Ecco che allora il problema dei quadri, della loro collocazione nel sistema di impresa, ha una pregnanza politica. Per questo sono partito da quelle considerazioni generali sul senso del processo di modernizzazione. Se questo processo va valutato criticamente, e va valutato nei suoi fini, c’è bisogno di quadri che non siano esecutori passivi, ingranaggi di una macchina che prescinde dalle esigenze umane e produce quindi alienazione nel lavoro, ma sappiano intendere nel senso più ampio del termine la loro professionalità, non solo come professionalità tecnica, ma come cultura, come creatività, come autonomia.

Per questo è essenziale impostare bene il problema della formazione, sia nella fase di preparazione al lavoro, sia successivamente come processo continuo di aggiornamento tecnico e culturale.

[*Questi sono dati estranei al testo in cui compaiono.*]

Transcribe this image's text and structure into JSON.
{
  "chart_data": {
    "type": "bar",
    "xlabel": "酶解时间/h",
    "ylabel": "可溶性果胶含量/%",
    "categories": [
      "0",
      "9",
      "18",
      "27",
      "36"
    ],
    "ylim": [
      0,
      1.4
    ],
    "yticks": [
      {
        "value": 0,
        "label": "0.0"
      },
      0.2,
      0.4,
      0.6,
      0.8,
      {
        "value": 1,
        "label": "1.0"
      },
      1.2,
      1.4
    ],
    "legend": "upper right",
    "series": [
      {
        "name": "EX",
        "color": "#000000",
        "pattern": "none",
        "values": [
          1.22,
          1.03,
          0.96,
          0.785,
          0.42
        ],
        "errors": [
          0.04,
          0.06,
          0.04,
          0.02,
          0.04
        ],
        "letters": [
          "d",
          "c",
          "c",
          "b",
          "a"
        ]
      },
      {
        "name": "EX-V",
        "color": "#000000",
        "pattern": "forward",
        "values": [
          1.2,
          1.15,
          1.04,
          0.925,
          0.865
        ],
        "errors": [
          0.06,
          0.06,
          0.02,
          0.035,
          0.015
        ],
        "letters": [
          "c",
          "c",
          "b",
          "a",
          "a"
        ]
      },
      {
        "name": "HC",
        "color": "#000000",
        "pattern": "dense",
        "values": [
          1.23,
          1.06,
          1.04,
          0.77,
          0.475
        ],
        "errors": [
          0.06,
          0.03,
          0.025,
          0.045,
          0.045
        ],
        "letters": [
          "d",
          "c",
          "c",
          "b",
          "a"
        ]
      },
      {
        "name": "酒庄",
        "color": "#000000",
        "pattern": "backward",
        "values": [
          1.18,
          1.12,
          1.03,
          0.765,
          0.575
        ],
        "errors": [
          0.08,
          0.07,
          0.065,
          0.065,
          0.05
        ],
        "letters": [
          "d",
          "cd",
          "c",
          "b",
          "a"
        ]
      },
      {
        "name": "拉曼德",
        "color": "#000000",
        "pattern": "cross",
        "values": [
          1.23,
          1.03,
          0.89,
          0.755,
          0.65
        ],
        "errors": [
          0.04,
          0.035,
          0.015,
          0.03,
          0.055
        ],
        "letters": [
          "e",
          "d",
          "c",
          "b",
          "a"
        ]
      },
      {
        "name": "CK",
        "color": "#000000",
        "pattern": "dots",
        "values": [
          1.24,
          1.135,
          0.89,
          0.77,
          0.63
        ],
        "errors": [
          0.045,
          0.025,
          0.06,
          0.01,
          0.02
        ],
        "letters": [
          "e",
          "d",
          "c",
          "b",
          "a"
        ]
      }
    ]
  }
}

D’altro lato l’esigenza di valorizzazione della professionalità non riguarda solo i quadri, ma tutti i lavoratori.

Noi dobbiamo, con una politica sindacale appropriata, riconoscere i valori in campo, e quindi correggere gli effetti negativi di un appiattimento egualitario, ma dobbiamo pur sempre considerare il mondo de1lavoro nella sua unitarietà. Per questo rifiutiamo soluzioni “corporative”: istituti contrattuali separati per i quadri, condizioni di privilegio o ricerche di “status” che contrappongono i quadri all’insieme dei lavoratori.

Nella realtà, non c’è nessuna netta separazione, ma c’è una continuum di valori professionali, che non consente di fissare che distinzioni provvisorie, convenzionali, relative.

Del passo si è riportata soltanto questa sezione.